Women were equally as good at hunting and they participated in chasing down animals based on the evidence reviewed by a group of researchers, who looked at data from 63 hunter-gatherer societies published in dozens of papers over the last 100 years.
"We were reading papers written by people who had lived with these groups and had studied their behavior," study co-author Cara Wall-Scheffler explained to Live Science, "They were looking at people and recording what they did."
The data proved to be more valuable than their original researchers knew because once it was looked at in the context of a larger data pool, each study helped establish a trend, one that showed women in hunter-gatherer societies would participate in hunting game more than we had previously thought.
Of the communities that were assessed by the researchers, 79% of them had women in the tribe who would hunt, and even more interesting than the fact women were hunters was the finding that a woman's status as a hunter didn’t change after having children.
"The women would go out with many different tools — they had a very diverse tool kit all around the world — and if they saw an animal, they would kill it," Wall-Scheffler said.
"We were surprised by how the majority of groups showed women hunting, and there was no explicit taboo against that." the Seattle Pacific University professor continued.
The study also discovered more than 70% of female hunting trips were intentional, meaning that the woman had actively chosen to go out and hunt meat for their community rather than their activities being opportunistic killings while they were out foraging plant life.
"We were surprised that it wasn't just opportunistic. Everyone in their community knew they would go hunting, and that was their job," Wall-Scheffler explained to Live Science.
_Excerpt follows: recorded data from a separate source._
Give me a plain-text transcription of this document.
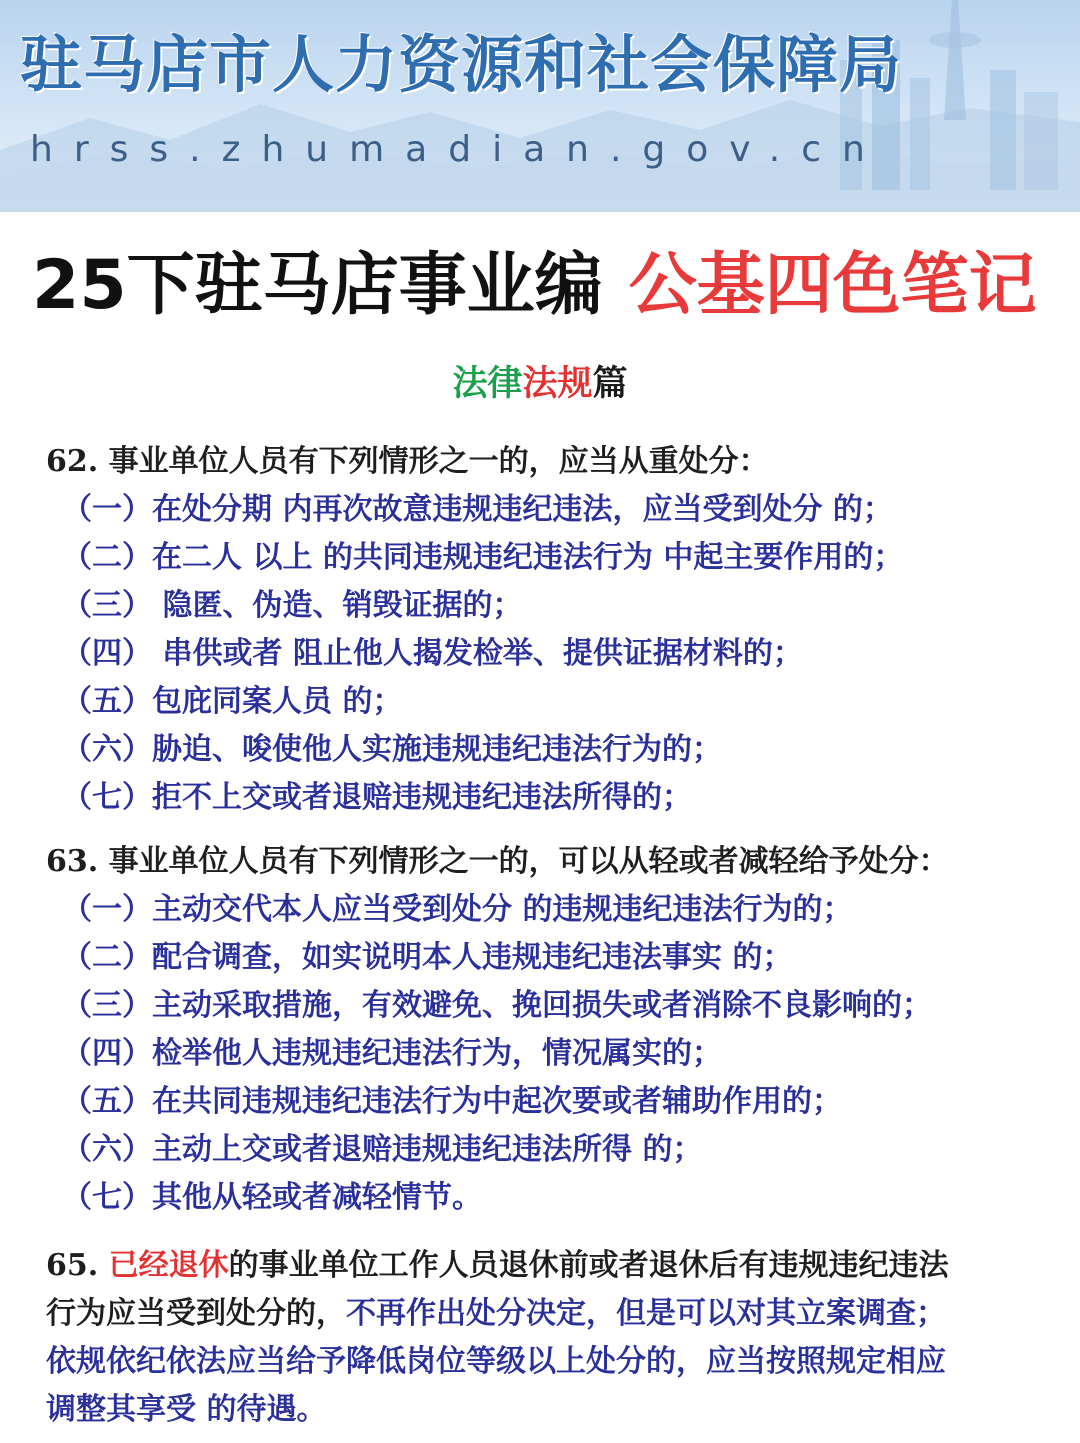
驻马店市人力资源和社会保障局
hrss.zhumadian.gov.cn
25下驻马店事业编 公基四色笔记
法律法规篇
62. 事业单位人员有下列情形之一的，应当从重处分：
（一）在处分期 内再次故意违规违纪违法，应当受到处分 的；
（二）在二人 以上 的共同违规违纪违法行为 中起主要作用的；
（三） 隐匿、伪造、销毁证据的；
（四） 串供或者 阻止他人揭发检举、提供证据材料的；
（五）包庇同案人员 的；
（六）胁迫、唆使他人实施违规违纪违法行为的；
（七）拒不上交或者退赔违规违纪违法所得的；
63. 事业单位人员有下列情形之一的，可以从轻或者减轻给予处分：
（一）主动交代本人应当受到处分 的违规违纪违法行为的；
（二）配合调查，如实说明本人违规违纪违法事实 的；
（三）主动采取措施，有效避免、挽回损失或者消除不良影响的；
（四）检举他人违规违纪违法行为，情况属实的；
（五）在共同违规违纪违法行为中起次要或者辅助作用的；
（六）主动上交或者退赔违规违纪违法所得 的；
（七）其他从轻或者减轻情节。
65. 已经退休的事业单位工作人员退休前或者退休后有违规违纪违法
行为应当受到处分的，不再作出处分决定，但是可以对其立案调查；
依规依纪依法应当给予降低岗位等级以上处分的，应当按照规定相应
调整其享受 的待遇。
One of the most interesting findings of the study was women were very adept hunters but employed a different toolset than their male counterparts and the researchers gave a few good examples of how hunting weapons and strategy differed between sexes.
Men of the Agta tribe preferred to use bows and arrows while hunting prey while women in the tribe would often just hunt with knives while others used a combination of bows and arrows with their knives.
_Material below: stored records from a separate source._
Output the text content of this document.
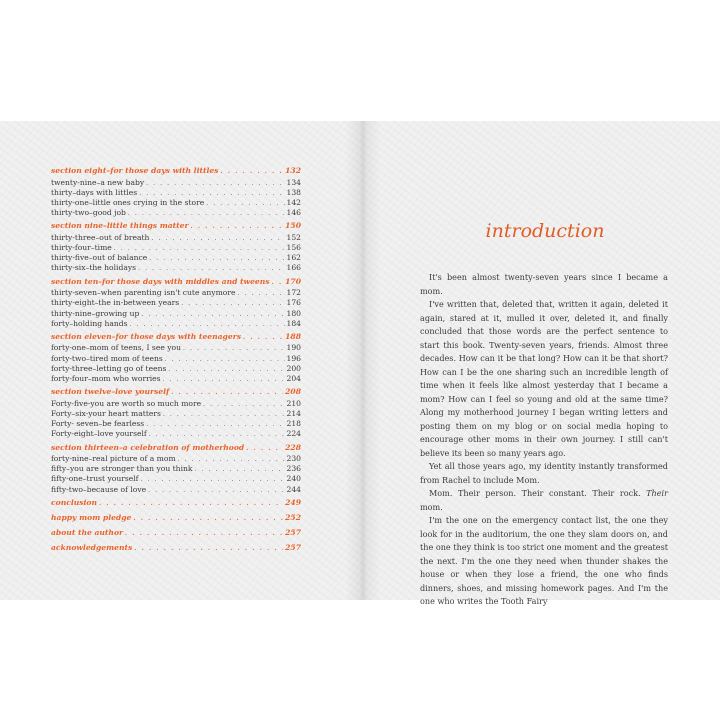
section eight–for those days with littles . . .	132
twenty-nine–a new baby . . .	134
thirty–days with littles . . .	138
thirty-one–little ones crying in the store . . .	142
thirty-two–good job . . .	146
section nine–little things matter . . .	150
thirty-three–out of breath . . .	152
thirty-four–time . . .	156
thirty-five–out of balance . . .	162
thirty-six–the holidays . . .	166
section ten–for those days with middles and tweens . . . 170
thirty-seven–when parenting isn't cute anymore . . .	172
thirty-eight–the in-between years . . .	176
thirty-nine–growing up . . .	180
forty–holding hands . . .	184
section eleven–for those days with teenagers . . .	188
forty-one–mom of teens, I see you . . .	190
forty-two–tired mom of teens . . .	196
forty-three–letting go of teens . . .	200
forty-four–mom who worries . . .	204
section twelve–love yourself . . .	208
Forty-five-you are worth so much more . . .	210
Forty–six-your heart matters . . .	214
Forty- seven–be fearless . . .	218
Forty-eight–love yourself . . .	224
section thirteen–a celebration of motherhood . . .	228
forty-nine–real picture of a mom . . .	230
fifty–you are stronger than you think . . .	236
fifty-one–trust yourself . . .	240
fifty-two–because of love . . .	244
conclusion . . .	249
happy mom pledge . . .	252
about the author . . .	257
acknowledgements . . .	257
introduction

It's been almost twenty-seven years since I became a mom.

I've written that, deleted that, written it again, deleted it again, stared at it, mulled it over, deleted it, and finally concluded that those words are the perfect sentence to start this book. Twenty-seven years, friends. Almost three decades. How can it be that long? How can it be that short? How can I be the one sharing such an incredible length of time when it feels like almost yesterday that I became a mom? How can I feel so young and old at the same time? Along my motherhood journey I began writing letters and posting them on my blog or on social media hoping to encourage other moms in their own journey. I still can't believe its been so many years ago.

Yet all those years ago, my identity instantly transformed from Rachel to include Mom.

Mom. Their person. Their constant. Their rock. Their mom.

I'm the one on the emergency contact list, the one they look for in the auditorium, the one they slam doors on, and the one they think is too strict one moment and the greatest the next. I'm the one they need when thunder shakes the house or when they lose a friend, the one who finds dinners, shoes, and missing homework pages. And I'm the one who writes the Tooth Fairy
In addition to their flexibility with weapons, women also often had greater flexibility in the choice of people they could hunt with. Women had a variety of partners according to the researchers, including their husbands, other women, children, dogs, and hunting alone.
The findings hold a lot of promise for future work on discoveries in how female hunters differed in their training as well as the cultural norms around their hunts. Questions like how the meat was processed and who was eating it are interesting to think about.
Researchers also noted that it wasn’t just small game like rabbits and birds that women were hunting. Cara Wall-Scheffler told Live Science that the division of larger kills between men and women in prehistoric North and South America was about fifty-fifty.
From the findings, it's clear women played a much larger role in sourcing meat among hunter-gatherer communities and the study’s discoveries shatter the myth that the men of a tribe were its sole hunters while women were relegated to the role of gathering food.
"It doesn't make sense that if something like hunting for animals would help feed their community, that women would ignore it. Having these rigid divisions of labor wouldn't make sense." Wall-Scheffler said when discussing the myth of hunter-gatherer gender roles.